Enrico Fermi. Image Credit: Office of Public Affairs, United States Department of Energy. Public Domain via Wikimedia Commons.
Enrico Fermi. Office of Public Affairs, United States Department of Energy. Public Domain via Wikimedia Commons.

Surely one of the brightest stars to shine in the Italian physics firmament was Enrico Fermi, the precocious physicist who received his doctorate in that discipline from the University of Pisa at only 21 years of age. In 1927 at age 26 he was elected Professor of Theoretical Physics at Rome, a post created specifically for him, and for the next seven years he was occupied with theoretical studies on spectroscopic data. In 1934 things changed dramatically when he turned his attention to the atomic nucleus, demonstrating that he could accomplish nuclear transformations through neutron bombardment. The official website of the Nobel prize states: “This work resulted in the discovery of slow neutrons that same year, leading to the discovery of nuclear fission and the production of elements lying beyond what was until then the Periodic Table.” In 1938, Fermi was awarded the Nobel Prize in physics for this work, and immediately thereafter departed Italy for the United States in order to escape Mussolini’s Fascist regime. Fermi’s original paper on this topic hypothesized the first production of the transuranium elements, which he named ausonium and hesperium, thus expanding the periodic table beyond uranium, but further work has shown that this supposition was incorrect. Had he and his colleagues not laughed Lise Meitner’s suggestion of nuclear fission to scorn, they would have made the greatest discovery of the 20th century. Nevertheless, Fermi’s subsequent brilliant work was enough to win him a place in the periodic table itself – element 100, fermium. He died an untimely death of stomach cancer at the age of 53. So here we learn that even the brightest stars can sometimes lose their luster.
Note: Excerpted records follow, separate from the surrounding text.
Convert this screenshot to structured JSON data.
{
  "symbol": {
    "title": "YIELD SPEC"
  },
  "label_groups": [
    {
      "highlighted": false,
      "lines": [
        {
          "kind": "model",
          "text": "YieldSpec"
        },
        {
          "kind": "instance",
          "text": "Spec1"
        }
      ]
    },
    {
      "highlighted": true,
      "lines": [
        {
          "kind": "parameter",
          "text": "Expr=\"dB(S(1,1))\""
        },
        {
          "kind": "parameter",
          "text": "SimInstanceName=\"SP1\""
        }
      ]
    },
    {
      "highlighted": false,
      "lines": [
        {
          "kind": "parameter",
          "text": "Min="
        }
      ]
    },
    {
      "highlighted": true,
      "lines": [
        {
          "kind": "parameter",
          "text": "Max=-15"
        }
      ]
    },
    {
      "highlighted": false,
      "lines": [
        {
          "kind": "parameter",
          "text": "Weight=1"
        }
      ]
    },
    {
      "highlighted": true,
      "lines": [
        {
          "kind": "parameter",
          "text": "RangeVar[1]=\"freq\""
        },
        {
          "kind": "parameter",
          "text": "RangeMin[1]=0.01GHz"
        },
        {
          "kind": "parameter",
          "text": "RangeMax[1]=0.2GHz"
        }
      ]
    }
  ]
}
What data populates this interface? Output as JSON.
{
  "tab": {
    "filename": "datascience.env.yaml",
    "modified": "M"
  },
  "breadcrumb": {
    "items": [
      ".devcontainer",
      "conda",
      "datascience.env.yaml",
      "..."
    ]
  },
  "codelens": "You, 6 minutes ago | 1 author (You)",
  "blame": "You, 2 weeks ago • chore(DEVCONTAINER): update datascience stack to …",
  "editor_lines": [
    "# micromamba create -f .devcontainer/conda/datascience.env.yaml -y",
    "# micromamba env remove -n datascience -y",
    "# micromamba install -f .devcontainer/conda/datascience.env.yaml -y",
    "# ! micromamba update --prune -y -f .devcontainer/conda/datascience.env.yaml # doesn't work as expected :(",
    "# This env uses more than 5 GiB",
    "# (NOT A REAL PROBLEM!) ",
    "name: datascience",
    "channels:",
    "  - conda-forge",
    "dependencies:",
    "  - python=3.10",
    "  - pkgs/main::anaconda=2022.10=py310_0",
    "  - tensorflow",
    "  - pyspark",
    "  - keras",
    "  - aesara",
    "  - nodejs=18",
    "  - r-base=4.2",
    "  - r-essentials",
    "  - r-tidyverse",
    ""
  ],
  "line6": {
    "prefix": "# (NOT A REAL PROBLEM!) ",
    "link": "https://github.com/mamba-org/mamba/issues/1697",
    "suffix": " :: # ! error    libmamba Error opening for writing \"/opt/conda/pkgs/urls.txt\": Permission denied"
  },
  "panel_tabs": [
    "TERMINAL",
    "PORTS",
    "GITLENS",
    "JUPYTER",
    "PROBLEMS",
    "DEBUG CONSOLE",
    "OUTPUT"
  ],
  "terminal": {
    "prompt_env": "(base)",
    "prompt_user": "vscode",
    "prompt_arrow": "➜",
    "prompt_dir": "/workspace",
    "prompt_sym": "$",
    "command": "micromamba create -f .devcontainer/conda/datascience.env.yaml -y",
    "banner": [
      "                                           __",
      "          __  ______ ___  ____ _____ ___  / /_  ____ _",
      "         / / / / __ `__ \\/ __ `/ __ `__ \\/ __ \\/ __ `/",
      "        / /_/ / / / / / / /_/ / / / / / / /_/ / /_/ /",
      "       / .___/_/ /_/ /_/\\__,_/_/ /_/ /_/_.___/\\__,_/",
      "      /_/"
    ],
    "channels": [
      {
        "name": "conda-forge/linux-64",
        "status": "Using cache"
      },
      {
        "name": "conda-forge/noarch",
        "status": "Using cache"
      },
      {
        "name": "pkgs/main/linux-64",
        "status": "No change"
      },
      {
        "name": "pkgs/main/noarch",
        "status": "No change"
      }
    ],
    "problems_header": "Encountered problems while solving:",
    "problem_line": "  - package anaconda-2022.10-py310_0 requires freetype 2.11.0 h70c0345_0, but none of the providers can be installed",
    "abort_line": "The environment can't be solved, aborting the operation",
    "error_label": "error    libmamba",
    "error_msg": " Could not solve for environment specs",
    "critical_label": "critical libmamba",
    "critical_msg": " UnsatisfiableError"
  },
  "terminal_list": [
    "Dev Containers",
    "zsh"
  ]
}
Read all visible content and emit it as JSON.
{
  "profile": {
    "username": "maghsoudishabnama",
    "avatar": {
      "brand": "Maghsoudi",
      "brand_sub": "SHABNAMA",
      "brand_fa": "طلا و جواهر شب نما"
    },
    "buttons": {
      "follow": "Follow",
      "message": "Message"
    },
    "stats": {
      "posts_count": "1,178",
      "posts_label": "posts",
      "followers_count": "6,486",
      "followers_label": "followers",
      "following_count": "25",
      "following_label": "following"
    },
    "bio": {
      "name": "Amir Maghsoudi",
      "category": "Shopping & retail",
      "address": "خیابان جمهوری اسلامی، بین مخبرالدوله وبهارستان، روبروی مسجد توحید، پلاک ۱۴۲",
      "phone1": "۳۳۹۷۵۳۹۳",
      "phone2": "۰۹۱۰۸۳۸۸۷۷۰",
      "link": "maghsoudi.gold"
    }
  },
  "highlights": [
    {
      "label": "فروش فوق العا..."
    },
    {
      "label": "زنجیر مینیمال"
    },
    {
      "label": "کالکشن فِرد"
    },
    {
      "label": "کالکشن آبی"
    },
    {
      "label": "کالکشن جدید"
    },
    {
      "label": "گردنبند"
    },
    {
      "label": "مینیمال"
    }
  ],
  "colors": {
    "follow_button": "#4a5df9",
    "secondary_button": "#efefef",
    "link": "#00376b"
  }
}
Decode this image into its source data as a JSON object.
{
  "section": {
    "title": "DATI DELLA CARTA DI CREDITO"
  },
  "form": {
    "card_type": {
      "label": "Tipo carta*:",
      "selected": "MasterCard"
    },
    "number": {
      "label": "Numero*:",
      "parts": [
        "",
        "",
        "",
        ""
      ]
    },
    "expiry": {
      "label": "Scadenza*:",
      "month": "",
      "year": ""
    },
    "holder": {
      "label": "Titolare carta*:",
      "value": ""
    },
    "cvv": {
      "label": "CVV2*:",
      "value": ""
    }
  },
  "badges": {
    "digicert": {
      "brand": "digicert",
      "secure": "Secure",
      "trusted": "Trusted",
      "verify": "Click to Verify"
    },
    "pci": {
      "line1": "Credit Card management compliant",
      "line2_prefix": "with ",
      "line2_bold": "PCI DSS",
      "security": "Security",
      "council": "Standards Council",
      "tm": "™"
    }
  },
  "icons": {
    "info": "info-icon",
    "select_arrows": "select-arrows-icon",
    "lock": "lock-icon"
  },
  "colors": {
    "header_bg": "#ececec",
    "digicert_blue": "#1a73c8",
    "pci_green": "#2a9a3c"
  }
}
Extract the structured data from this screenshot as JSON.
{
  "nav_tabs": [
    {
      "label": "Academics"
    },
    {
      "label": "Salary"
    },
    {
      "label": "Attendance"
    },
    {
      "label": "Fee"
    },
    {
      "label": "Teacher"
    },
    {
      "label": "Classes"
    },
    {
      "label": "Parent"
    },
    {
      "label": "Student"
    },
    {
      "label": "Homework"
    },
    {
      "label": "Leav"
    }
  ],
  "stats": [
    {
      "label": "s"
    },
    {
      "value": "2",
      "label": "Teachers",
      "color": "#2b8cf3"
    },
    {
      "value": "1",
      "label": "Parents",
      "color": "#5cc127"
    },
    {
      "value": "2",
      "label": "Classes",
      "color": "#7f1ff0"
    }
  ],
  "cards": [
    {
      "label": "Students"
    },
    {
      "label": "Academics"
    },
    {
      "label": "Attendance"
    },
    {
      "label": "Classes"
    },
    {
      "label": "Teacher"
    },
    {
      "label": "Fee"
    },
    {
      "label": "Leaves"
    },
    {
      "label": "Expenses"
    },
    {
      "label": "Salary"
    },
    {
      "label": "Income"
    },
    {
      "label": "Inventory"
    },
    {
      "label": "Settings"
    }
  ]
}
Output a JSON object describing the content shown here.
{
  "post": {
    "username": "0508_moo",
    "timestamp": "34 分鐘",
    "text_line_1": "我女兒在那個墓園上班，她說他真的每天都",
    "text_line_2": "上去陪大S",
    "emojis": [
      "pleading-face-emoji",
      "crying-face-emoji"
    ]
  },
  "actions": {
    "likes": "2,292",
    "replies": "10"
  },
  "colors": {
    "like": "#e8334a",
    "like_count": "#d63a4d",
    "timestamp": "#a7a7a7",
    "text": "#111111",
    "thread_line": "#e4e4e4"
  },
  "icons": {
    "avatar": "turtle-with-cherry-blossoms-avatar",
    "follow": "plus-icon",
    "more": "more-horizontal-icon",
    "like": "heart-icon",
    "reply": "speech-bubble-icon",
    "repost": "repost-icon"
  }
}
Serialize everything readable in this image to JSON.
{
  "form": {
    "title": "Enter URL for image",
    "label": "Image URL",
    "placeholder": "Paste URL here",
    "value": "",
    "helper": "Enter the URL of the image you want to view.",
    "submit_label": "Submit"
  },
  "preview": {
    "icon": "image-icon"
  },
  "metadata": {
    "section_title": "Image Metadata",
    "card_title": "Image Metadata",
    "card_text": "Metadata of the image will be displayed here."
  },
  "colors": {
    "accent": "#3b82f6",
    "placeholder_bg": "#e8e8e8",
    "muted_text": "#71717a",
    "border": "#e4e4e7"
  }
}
But dogged sticking to one’s errors as well as stupidity and incompetence are not easily forgiven by the scientific establishment. Particularly frowned upon are press conferences and criminal proceedings before the peer review of a publication. Thus it was with Martin Fleischmann, the British electrochemist, who died in 2012 a lonely and bitter man. Right up to the end he remained convinced of his (imaginary) energy-producing, “cold” fusion of deuterium on palladium electrodes – he was right, of course; the world was wrong. He had long ago forfeited his credibility as a scientist. Even worse are the liars, cheats, and charlatans of every shade, which unfortunately, pop up again and again. Sooner or later they will be exposed because the system is infallible and self-correcting, at least on issues which are really interesting. Yet it can take quite a long time until the issue is finally put to rest, especially considering the alarming proportions of scientific illiteracy.